I love this time of year. Always have, strangely enough, though I didn't always love school. It's strange that the thing I despised most as a child became a source of great joy and hope for me in adulthood. Funny how it often seems to be that way.

School was a nightmare for me as a young girl. I had a high IQ and was dysgraphic. I devoured books and filled journals like they were some kind of drug. I liked to sketch, come home to my horse and daydream in the tall grass. I spent hours upon hours wandering the woods around my Green Harbor home, examining every living thing that creeped between the mossy cracks of the stone walls that meandered along the country side, boundaries older than time that kept nothing in or out. They seemed to serve no purpose other than creating a jagged decoration on the landscape that said "others were here before you and left this place wild." I loved tottering along the stones, plucking berries and flowers and salamanders from between them.

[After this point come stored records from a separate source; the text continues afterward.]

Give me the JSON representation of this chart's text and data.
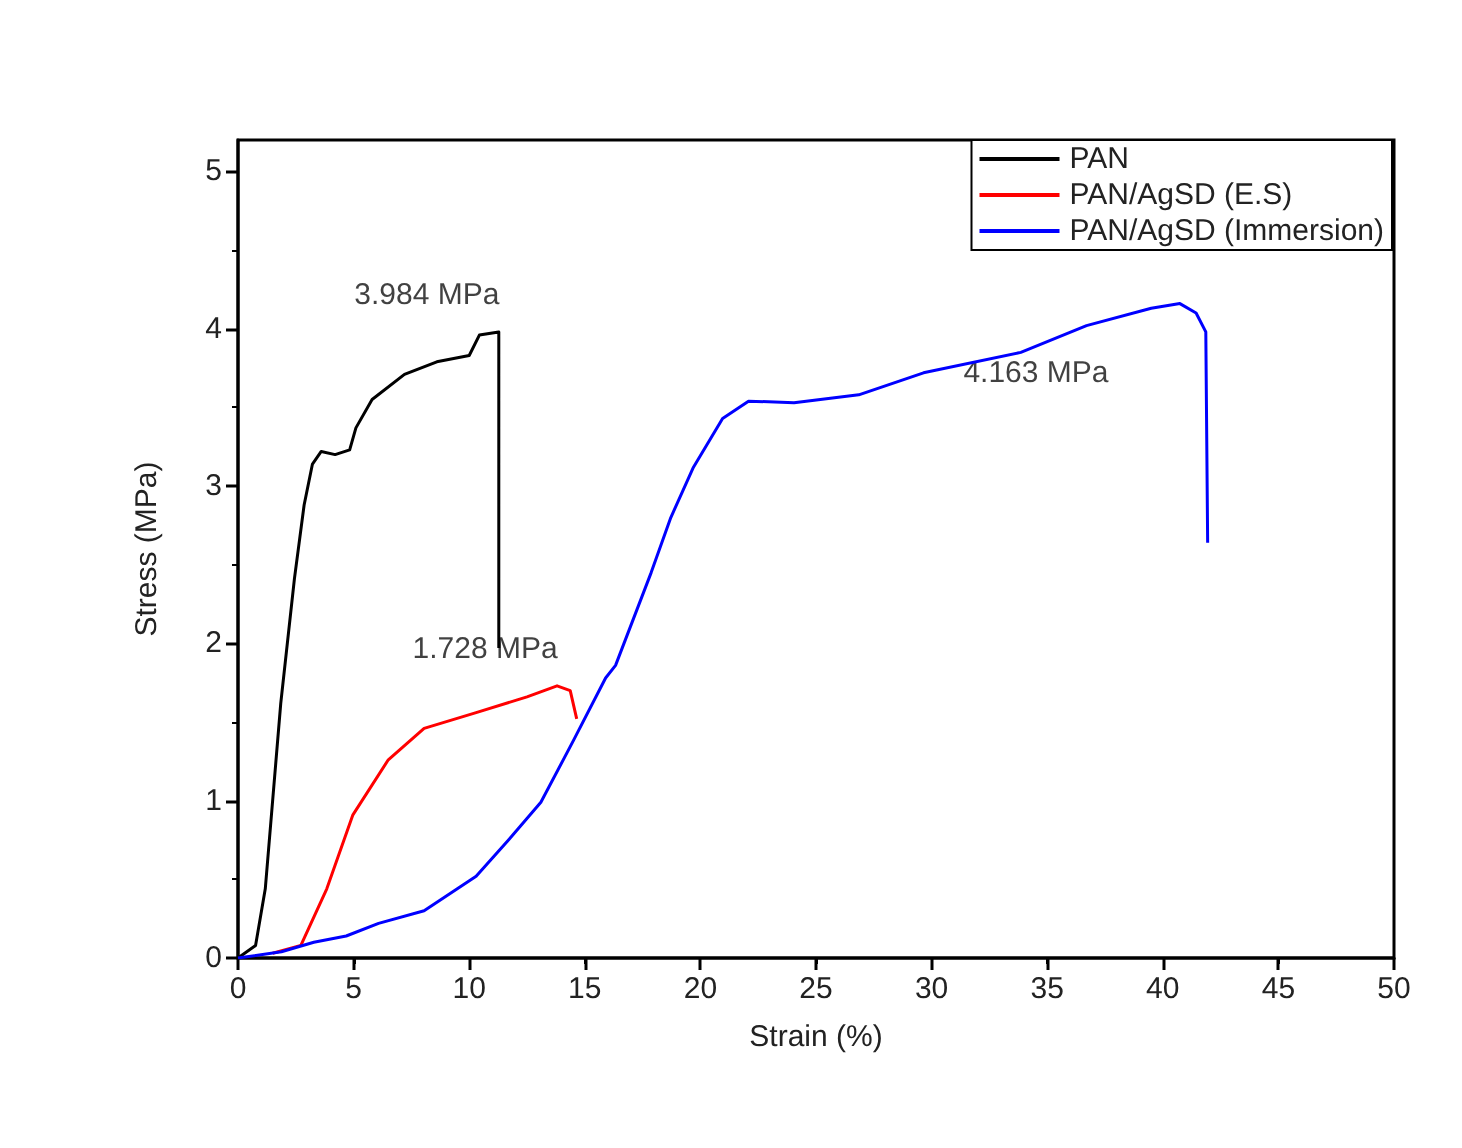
{
  "chart_data": {
    "type": "line",
    "xlabel": "Strain (%)",
    "ylabel": "Stress (MPa)",
    "xlim": [
      0,
      50
    ],
    "xticks": [
      0,
      5,
      10,
      15,
      20,
      25,
      30,
      35,
      40,
      45,
      50
    ],
    "ylim": [
      0,
      5.2
    ],
    "yticks": [
      0,
      1,
      2,
      3,
      4,
      5
    ],
    "grid": false,
    "legend": "top right",
    "marker": "none",
    "line_style": "solid",
    "series": [
      {
        "name": "PAN",
        "color": "#000000",
        "x": [
          0,
          0.76,
          1.18,
          1.85,
          2.44,
          2.86,
          3.22,
          3.6,
          4.2,
          4.83,
          5.1,
          5.8,
          7.2,
          8.6,
          10.0,
          10.44,
          11.28,
          11.28
        ],
        "values": [
          0,
          0.08,
          0.44,
          1.62,
          2.41,
          2.88,
          3.14,
          3.22,
          3.2,
          3.23,
          3.37,
          3.55,
          3.71,
          3.79,
          3.83,
          3.96,
          3.98,
          1.97
        ]
      },
      {
        "name": "PAN/AgSD (E.S)",
        "color": "#ff0000",
        "x": [
          1.5,
          2.72,
          3.84,
          4.97,
          6.5,
          8.05,
          10.3,
          12.5,
          13.8,
          14.37,
          14.65
        ],
        "values": [
          0.03,
          0.08,
          0.44,
          0.91,
          1.26,
          1.46,
          1.56,
          1.66,
          1.73,
          1.7,
          1.52
        ]
      },
      {
        "name": "PAN/AgSD (Immersion)",
        "color": "#0000ff",
        "x": [
          0,
          1.88,
          3.28,
          4.68,
          6.08,
          8.05,
          10.3,
          11.7,
          13.1,
          14.5,
          15.9,
          16.33,
          17.87,
          18.72,
          19.7,
          20.96,
          22.08,
          24.05,
          26.85,
          29.65,
          33.86,
          36.7,
          39.5,
          40.74,
          41.44,
          41.86,
          41.94
        ],
        "values": [
          0,
          0.04,
          0.1,
          0.14,
          0.22,
          0.3,
          0.52,
          0.75,
          0.99,
          1.38,
          1.78,
          1.86,
          2.45,
          2.8,
          3.12,
          3.43,
          3.54,
          3.53,
          3.58,
          3.72,
          3.85,
          4.02,
          4.13,
          4.16,
          4.1,
          3.98,
          2.64
        ]
      }
    ],
    "annotations": [
      {
        "text": "3.984 MPa",
        "x": 11.28,
        "y": 3.98
      },
      {
        "text": "1.728 MPa",
        "x": 13.8,
        "y": 1.73
      },
      {
        "text": "4.163 MPa",
        "x": 40.74,
        "y": 4.16
      }
    ]
  }
}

School more or less interrupted these more valuable explorations with useless (so I thought) exercises in "stuff I'd never use." And by the time I was old enough to realize I might use some of that "stuff" I had convinced myself nobody was teaching it to me in a way that would prove valuable, or have any lasting force. I was, you understand, a child genius in a world of adults who neither understood me nor knew as much, instinctively, about the world that mattered. Why bother with math when the astonishing properties of ribwort-- which was all over every lawn, for crying out loud-- could be discovered while resting on one's belly in the sunshine?

Is there any creature alive more fortified with disdain than a smart, but stubborn child? If there is I hope it becomes extinct soon. Surely it should go the way of the Dodo.

Later, as a teacher, I was always drawn to those little snot-nosed twerps who knew everything (according to them), and had little need of my tutelage, thanyouverrymuch. I sensed, in them, the mirror that our Creator is so fond of holding up with a smirk. They were like me. I had the benefit of time, patience, and first hand experience with this species of brat, and retain to this day a surpassing fondness for them.

But you know, even when I hated school, I loved the back-to-school season. I'd always wanted to be a writer. September was, granted, the time of prison's return and the revolution of my torture seemed unending, circling back to mock me as each summer died. But it brought with it renewed friendships, books, notebooks, pens, pencils, sharpeners that made sharp smelling coils of wood, apples strewn about the paddock where my chestnut mare munched them happily in spite of their pocks and mushiness. And in spite of the evils of math, there were always kind teachers who were "not so bad after all," who seemed to the child I was to indulge me. I believe the adult I am is correct in realizing, all these years later, that it was not indulgence but fondness I saw there.

The leaves change and summer goes, but we mark its end with new clothes, unbreached bindings on books with crisp white pages, and notebooks with spiral bindings still pristinely coiled around sheaves yet to be filled. Children return to their classrooms each September hoping it will be over soon. Teachers return each year, in spite of lousy salaries, belligerent parents, and snarky students, just hoping. What better way to approach the harvest season, when summer dies, than to begin something perfect and new?